No final da tarde de um domingo de janeiro de 2009, em Brasília, Curió me telefonou e disse que precisava conversar pessoalmente. O encontro foi marcado por ele num lugar inusitado: a pista de acesso ao Palácio da Alvorada – um lugar movimentado, mas difícil de imaginar como cenário de uma conversa reservada. Ele esperava de carro na beira do asfalto. Entre outras coisas, falou de riscos e do monitoramento das Forças Armadas em relação ao seu movimento para a abertura do arquivo.
Em maio daquele ano, Curió finalmente permitiu meu acesso ao local em que guardava os documentos. A manchete “Curió abre arquivo e revela que Exército executou 41 no Araguaia”, na capa do Estadão de 21 de junho de 2009, surpreendeu a caserna, que teve sua longa e enfadonha narrativa de que não houve desrespeito à Convenção de Genebra posta abaixo, e famílias de vítimas da repressão. A história foi contada com detalhes no livro “O Major Curió e as guerrilhas no Araguaia”, publicado pela Companhia das Letras, em 2012. O agente da reserva chegou a relatar que chefiou uma patrulha que executou prisioneiros de guerra. Era um momento raro na história da República em que um militar fazia essa revelação.
O arquivo de Curió foi aberto num período em que militares mantinham a lei do silêncio. A Comissão Nacional da Verdade, instalada em 2014, adiou um depoimento de Curió para o último dia de trabalho. O agente havia sido internado no Hospital das Forças Armadas. Uma das lacunas das pesquisas no Araguaia é a localização das áreas em que a maioria dos corpos dos guerrilheiros foi inumada pelos militares.
Monitorado até o final
Curió foi um dos homens da repressão temidos fora e dentro das Forças Armadas. O agente da inteligência do Exército também era monitorado pela estrutura militar. Por acaso, presenciei encontros dele com o pessoal da inteligência. Também acompanhei esses encontros em situações combinadas pelo próprio Curió, em sua casa e em dependências de hospitais. Nas apurações para reportagens sobre a guerrilha, ouvi atrás das portas conversas que revelavam, sobretudo, a história de uma instituição com problemas do presente.
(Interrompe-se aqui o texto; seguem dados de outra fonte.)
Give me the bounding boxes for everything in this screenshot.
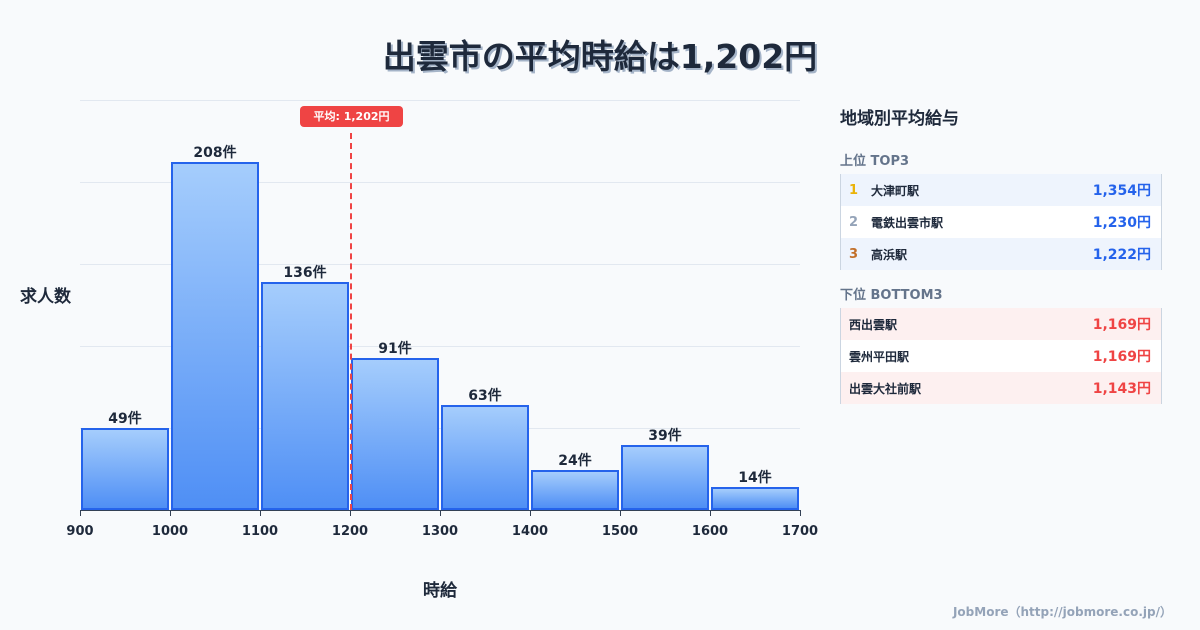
x-axis-label: 時給	[423, 581, 457, 601]
x-tick	[80, 510, 81, 516]
station-wage: 1,169円	[1092, 317, 1151, 333]
x-tick	[440, 510, 441, 516]
x-tick	[260, 510, 261, 516]
rank-number: 3	[849, 246, 859, 262]
station-name: 雲州平田駅	[849, 349, 910, 364]
bar-value-label: 14件	[738, 469, 772, 486]
histogram-bar	[81, 428, 169, 510]
bar-value-label: 91件	[378, 340, 412, 357]
x-tick	[350, 510, 351, 516]
regional-salary-panel: 地域別平均給与 上位 TOP3 1 大津町駅 1,354円 2 電鉄出雲市駅 1…	[840, 100, 1162, 404]
rank-number: 2	[849, 214, 859, 230]
histogram-bar	[351, 357, 439, 510]
x-tick-label: 1300	[421, 524, 459, 539]
histogram-bar	[711, 486, 799, 510]
mean-line	[350, 133, 352, 510]
x-tick-label: 900	[66, 524, 94, 539]
bottom3-list: 西出雲駅 1,169円 雲州平田駅 1,169円 出雲大社前駅 1,143円	[840, 308, 1162, 404]
x-tick-label: 1600	[691, 524, 729, 539]
top3-list: 1 大津町駅 1,354円 2 電鉄出雲市駅 1,230円 3 高浜駅 1,22…	[840, 174, 1162, 270]
x-tick-label: 1400	[511, 524, 549, 539]
x-tick-label: 1200	[331, 524, 369, 539]
station-name: 西出雲駅	[849, 317, 898, 332]
gridline	[80, 428, 800, 429]
mean-badge: 平均: 1,202円	[300, 106, 403, 127]
x-tick	[710, 510, 711, 516]
gridline	[80, 264, 800, 265]
gridline	[80, 182, 800, 183]
station-wage: 1,222円	[1092, 247, 1151, 263]
list-item: 1 大津町駅 1,354円	[841, 174, 1161, 206]
station-wage: 1,143円	[1092, 381, 1151, 397]
histogram-bar	[261, 282, 349, 510]
histogram-bar	[171, 161, 259, 510]
x-tick-label: 1500	[601, 524, 639, 539]
bottom3-title: 下位 BOTTOM3	[840, 288, 943, 303]
top3-title: 上位 TOP3	[840, 154, 910, 169]
rank-number: 1	[849, 182, 859, 198]
histogram-bar	[441, 404, 529, 510]
histogram-chart: 49件 208件 136件 91件 63件 24件 39件 14件 900 1000 1100 12…	[20, 100, 819, 601]
bar-value-label: 24件	[558, 452, 592, 469]
station-name: 電鉄出雲市駅	[871, 215, 944, 230]
x-tick	[170, 510, 171, 516]
histogram-bar	[621, 444, 709, 510]
x-tick-label: 1700	[781, 524, 819, 539]
page-title: 出雲市の平均時給は1,202円	[382, 37, 818, 76]
x-axis-line	[80, 510, 800, 511]
gridline	[80, 346, 800, 347]
list-item: 出雲大社前駅 1,143円	[841, 372, 1161, 404]
station-name: 大津町駅	[871, 183, 920, 198]
bar-value-label: 136件	[283, 265, 327, 282]
x-tick-label: 1100	[241, 524, 279, 539]
list-item: 3 高浜駅 1,222円	[841, 238, 1161, 270]
list-item: 2 電鉄出雲市駅 1,230円	[841, 206, 1161, 238]
bar-value-label: 63件	[468, 387, 502, 404]
x-tick-label: 1000	[151, 524, 189, 539]
panel-title: 地域別平均給与	[840, 109, 959, 129]
x-tick	[620, 510, 621, 516]
bar-value-label: 39件	[648, 427, 682, 444]
source-credit: JobMore（http://jobmore.co.jp/）	[952, 605, 1172, 619]
station-name: 高浜駅	[871, 247, 908, 262]
station-name: 出雲大社前駅	[849, 381, 922, 396]
x-tick	[530, 510, 531, 516]
gridline	[80, 100, 800, 101]
histogram-bar	[531, 469, 619, 510]
bar-value-label: 49件	[108, 411, 142, 427]
x-tick	[800, 510, 801, 516]
station-wage: 1,169円	[1092, 349, 1151, 365]
station-wage: 1,354円	[1092, 183, 1151, 199]
list-item: 雲州平田駅 1,169円	[841, 340, 1161, 372]
station-wage: 1,230円	[1092, 215, 1151, 231]
y-axis-label: 求人数	[20, 287, 71, 307]
bar-value-label: 208件	[193, 144, 237, 161]
list-item: 西出雲駅 1,169円	[841, 308, 1161, 340]
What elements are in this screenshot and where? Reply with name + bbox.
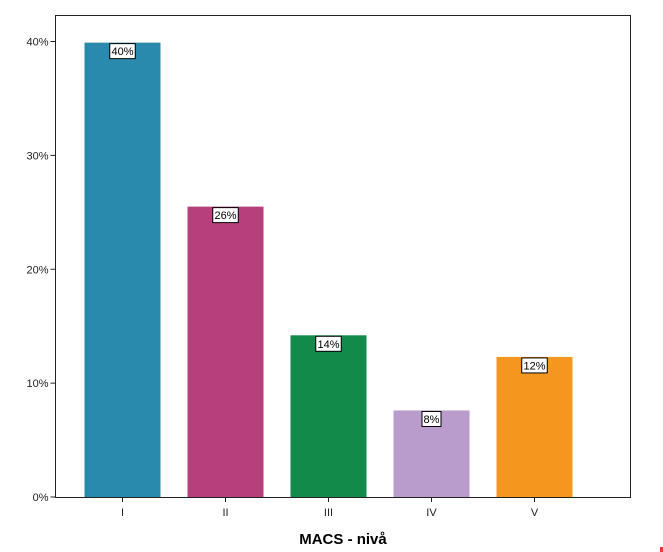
bars: 40% 26% 14% 8% 12% [84, 42, 573, 498]
bar-I [84, 42, 161, 498]
y-tick-label: 10% [26, 378, 48, 390]
data-label-box [109, 43, 136, 60]
corner-marker [660, 547, 663, 552]
data-label: 40% [111, 46, 133, 58]
y-axis: 0% 10% 20% 30% 40% [26, 37, 56, 504]
data-label: 8% [424, 414, 440, 426]
x-tick-label: IV [426, 507, 437, 519]
x-tick-label: II [222, 507, 228, 519]
y-tick-label: 0% [33, 492, 49, 504]
y-tick-label: 20% [26, 264, 48, 276]
bar-II [187, 206, 264, 497]
data-label-box [315, 335, 342, 352]
x-tick-label: V [531, 507, 539, 519]
data-label: 26% [214, 210, 236, 222]
data-label: 14% [317, 339, 339, 351]
x-tick-label: I [121, 507, 124, 519]
x-axis-title: MACS - nivå [299, 531, 387, 548]
data-label-box [521, 357, 548, 374]
x-tick-label: III [324, 507, 333, 519]
data-label-box [421, 410, 442, 427]
y-tick-label: 40% [26, 37, 48, 49]
data-label-box [212, 207, 239, 224]
bar-III [290, 335, 367, 497]
data-label: 12% [523, 360, 545, 372]
y-tick-label: 30% [26, 150, 48, 162]
bar-V [496, 356, 573, 497]
x-axis: I II III IV V [121, 497, 539, 519]
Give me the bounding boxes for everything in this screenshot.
Quando, depois, eu perguntava o que ele achava desse monitoramento implacável, Curió minimizava a situação e ironizava o serviço de inteligência, como se participasse de uma eterna partida de xadrez. Se considerava tanto um agente militar quanto um político. O jogo foi até os últimos dias.
Ele demonstrava ter consciência de que o mito do Major Curió ia além das margens do Araguaia, do Itacaiunas e do Tocantins. A personalização do combate à guerrilha e seus erros históricos, na figura de um agente apenas, foi importante para uma instituição do Estado que procurava uma nova imagem no período democrático.
As mesmas Forças Armadas que monitoravam Curió tinham dificuldades para admitir o trabalho dado ao agente de responder sozinho pela repressão no Araguaia. O agente chegou a reconhecer que tirava proveito político da missão. Mas o arquivo que guardou por tanto tempo se constituiu numa pá de cal para narrativas oficiais. A eliminação de adversários da ditadura foi uma política de Estado construída dentro do Palácio do Planalto. Tinha cadeia de comando.